來之前,親王妃交代過,如果來拜會的人家是不懂禮數的,那她們便不必拘禮,全留下來侍候,順便好好的掂量下對方的斤兩。

若要是知禮的,她們可不好讓人挑禮,客隨主便就是,留下一個貼身侍候的嬤嬤便好。

因此葉媽媽一開口,平親王府跟來的丫鬟和嬤嬤就跟着她走,只留下一位年約四旬,身材圓潤有張親切圓臉的紀嬤嬤。

這位紀嬤嬤是平親王妃親點來侍候黎深深的,是她的心腹,一雙眼睛最是毒辣,打她一進門,就見她不動聲色的四下打量,葉媽媽方才進來,就特意向黎淺淺示意,這一位是個人精兒,不容小覷。

黎淺淺看那作派,心說不愧是親王妃身邊的,氣勢就是和旁人不同。

黎深深見她直瞧紀嬤嬤,也跟着瞧了紀嬤嬤幾眼,虧得紀嬤嬤老成,才沒被這麼露骨的打量看紅了臉,不過心裡也在想,這位黎姑娘到底是何身份?看人的眼光頗為犀利。

黎深深與平親王說,黎淺淺是黎家的姑娘,因緣巧合得了瑞瑤教教主的青眼,被收為徒,只是她們在南城時,因黎老太太之故,關係並不親近,但如今同在京城,便想能與她修好。

平親王未跟旁人說此事,他盼着黎深深跟黎淺淺修好,自己好從中撈好處,他看得出來,他這個女兒並不清楚,黎淺淺如今已不止是瑞瑤教教主之徒,她就是瑞瑤教的教主。

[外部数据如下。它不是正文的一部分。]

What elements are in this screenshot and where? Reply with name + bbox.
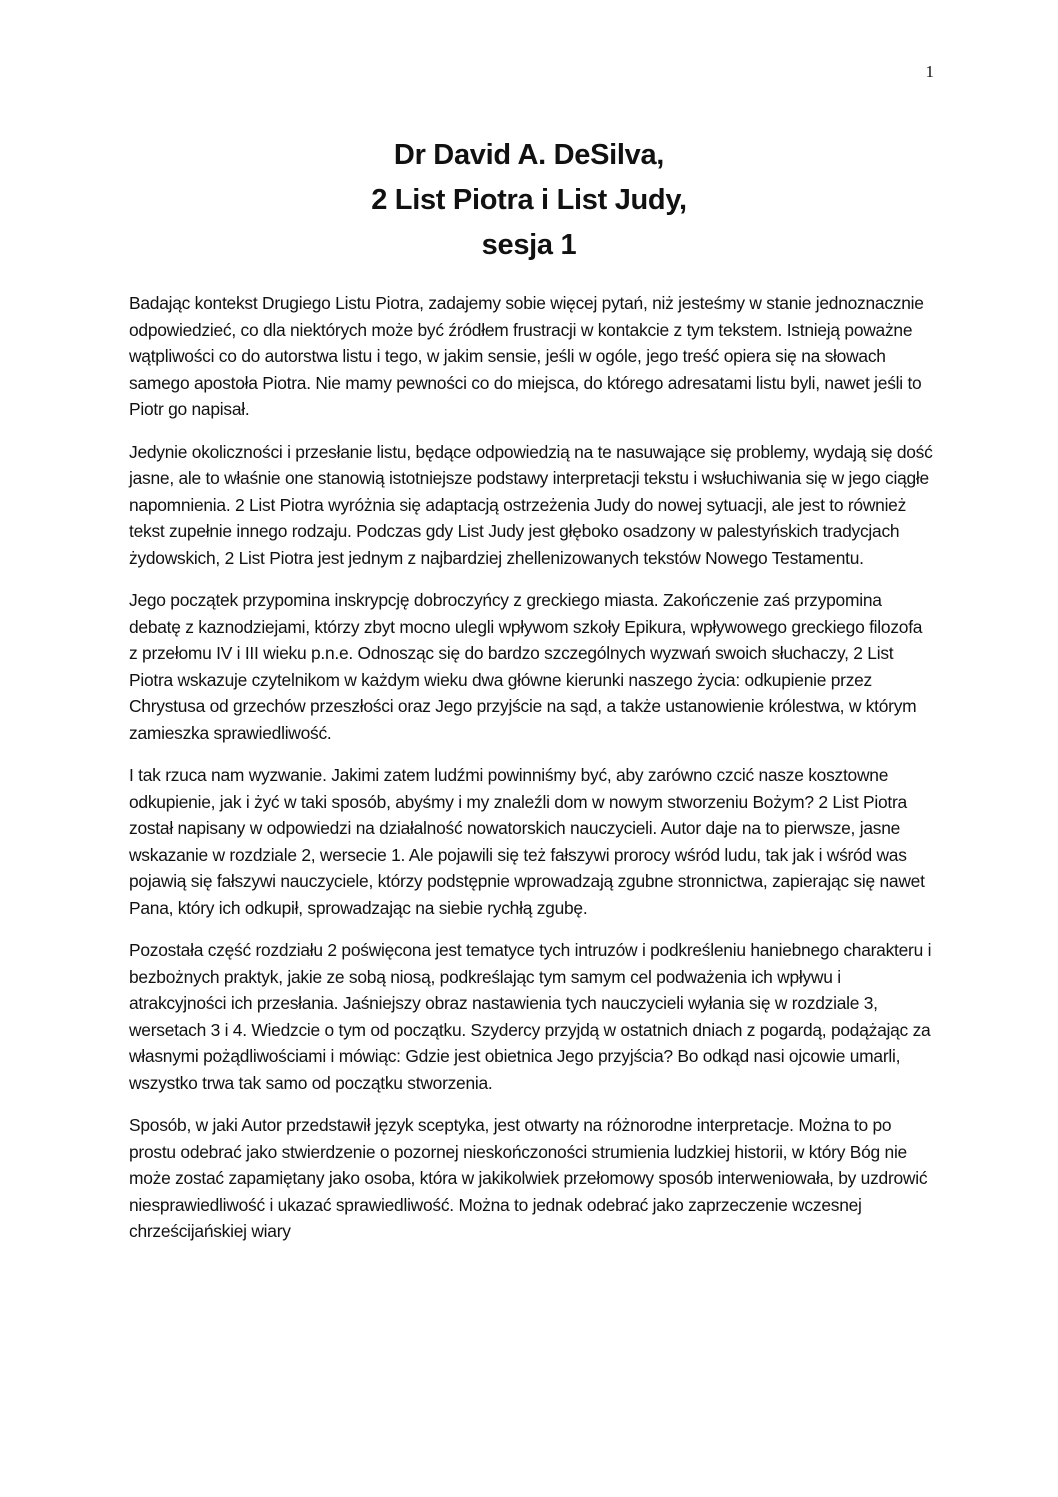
document-title — [129, 133, 929, 268]
title-line-session: sesja 1 — [481, 229, 577, 261]
paragraph: Pozostała część rozdziału 2 poświęcona jest tematyce tych intruzów i podkreśleniu haniebnego charakteru i bezbożnych praktyk, jakie ze sobą niosą, podkreślając tym samym cel podważenia ich wpływu i atrakcyjności ich przesłania. Jaśniejszy obraz nastawienia tych nauczycieli wyłania się w rozdziale 3, wersetach 3 i 4. Wiedzcie o tym od początku. Szydercy przyjdą w ostatnich dniach z pogardą, podążając za własnymi pożądliwościami i mówiąc: Gdzie jest obietnica Jego przyjścia? Bo odkąd nasi ojcowie umarli, wszystko trwa tak samo od początku stworzenia. — [129, 940, 932, 1093]
title-line-subject: 2 List Piotra i List Judy, — [371, 184, 687, 216]
paragraph: I tak rzuca nam wyzwanie. Jakimi zatem ludźmi powinniśmy być, aby zarówno czcić nasze kosztowne odkupienie, jak i żyć w taki sposób, abyśmy i my znaleźli dom w nowym stworzeniu Bożym? 2 List Piotra został napisany w odpowiedzi na działalność nowatorskich nauczycieli. Autor daje na to pierwsze, jasne wskazanie w rozdziale 2, wersecie 1. Ale pojawili się też fałszywi prorocy wśród ludu, tak jak i wśród was pojawią się fałszywi nauczyciele, którzy podstępnie wprowadzają zgubne stronnictwa, zapierając się nawet Pana, który ich odkupił, sprowadzając na siebie rychłą zgubę. — [129, 765, 925, 918]
title-line-author: Dr David A. DeSilva, — [393, 139, 665, 171]
paragraph: Jego początek przypomina inskrypcję dobroczyńcy z greckiego miasta. Zakończenie zaś przypomina debatę z kaznodziejami, którzy zbyt mocno ulegli wpływom szkoły Epikura, wpływowego greckiego filozofa z przełomu IV i III wieku p.n.e. Odnosząc się do bardzo szczególnych wyzwań swoich słuchaczy, 2 List Piotra wskazuje czytelnikom w każdym wieku dwa główne kierunki naszego życia: odkupienie przez Chrystusa od grzechów przeszłości oraz Jego przyjście na sąd, a także ustanowienie królestwa, w którym zamieszka sprawiedliwość. — [129, 590, 923, 743]
paragraph: Sposób, w jaki Autor przedstawił język sceptyka, jest otwarty na różnorodne interpretacje. Można to po prostu odebrać jako stwierdzenie o pozornej nieskończoności strumienia ludzkiej historii, w który Bóg nie może zostać zapamiętany jako osoba, która w jakikolwiek przełomowy sposób interweniowała, by uzdrowić niesprawiedliwość i ukazać sprawiedliwość. Można to jednak odebrać jako zaprzeczenie wczesnej chrześcijańskiej wiary — [129, 1115, 928, 1241]
paragraph: Jedynie okoliczności i przesłanie listu, będące odpowiedzią na te nasuwające się problemy, wydają się dość jasne, ale to właśnie one stanowią istotniejsze podstawy interpretacji tekstu i wsłuchiwania się w jego ciągłe napomnienia. 2 List Piotra wyróżnia się adaptacją ostrzeżenia Judy do nowej sytuacji, ale jest to również tekst zupełnie innego rodzaju. Podczas gdy List Judy jest głęboko osadzony w palestyńskich tradycjach żydowskich, 2 List Piotra jest jednym z najbardziej zhellenizowanych tekstów Nowego Testamentu. — [129, 441, 933, 568]
paragraph: Badając kontekst Drugiego Listu Piotra, zadajemy sobie więcej pytań, niż jesteśmy w stanie jednoznacznie odpowiedzieć, co dla niektórych może być źródłem frustracji w kontakcie z tym tekstem. Istnieją poważne wątpliwości co do autorstwa listu i tego, w jakim sensie, jeśli w ogóle, jego treść opiera się na słowach samego apostoła Piotra. Nie mamy pewności co do miejsca, do którego adresatami listu byli, nawet jeśli to Piotr go napisał. — [129, 293, 924, 419]
document-body — [129, 290, 935, 1261]
page-number: 1 — [925, 62, 934, 81]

不說瑞瑤教的寶藏,就說這些年瑞瑤教二長老的商隊,每年都賺得滿盆滿缽,叫人看着眼紅啊!可是那位二長老是個滑不溜湫的傢伙,京里權貴那麼多,他愣是沒應下跟誰家合作。

黎深深說要來見黎淺淺,他就特地親點了數名心腹,混充是侍衛跟着黎家,就是讓他們暗中打探情況,原本也想派心腹嬤嬤侍候黎深深,好跟進內宅里,後來又怕做得太過,反而打眼,方才打消了念頭。

不過他和親王妃不愧是夫妻,只是親王妃不止想,還把人派過去了!平親王妃不知黎淺淺的身份,只曉得她是黎深深母女之前住在黎家,以為黎深深是去探望表姐妹。

除了紀嬤嬤,還有幾個丫鬟。

“妹妹對紀嬤嬤很感興趣?”黎深深邊打量着紀嬤嬤,邊問。

“是啊!”黎淺淺大方點頭,一點尷尬都沒有。

紀嬤嬤忍不住皺了眉頭,這位小姐也太沒規矩了吧?先是這樣盯着人瞧,被說破了,還直言無諱的認了。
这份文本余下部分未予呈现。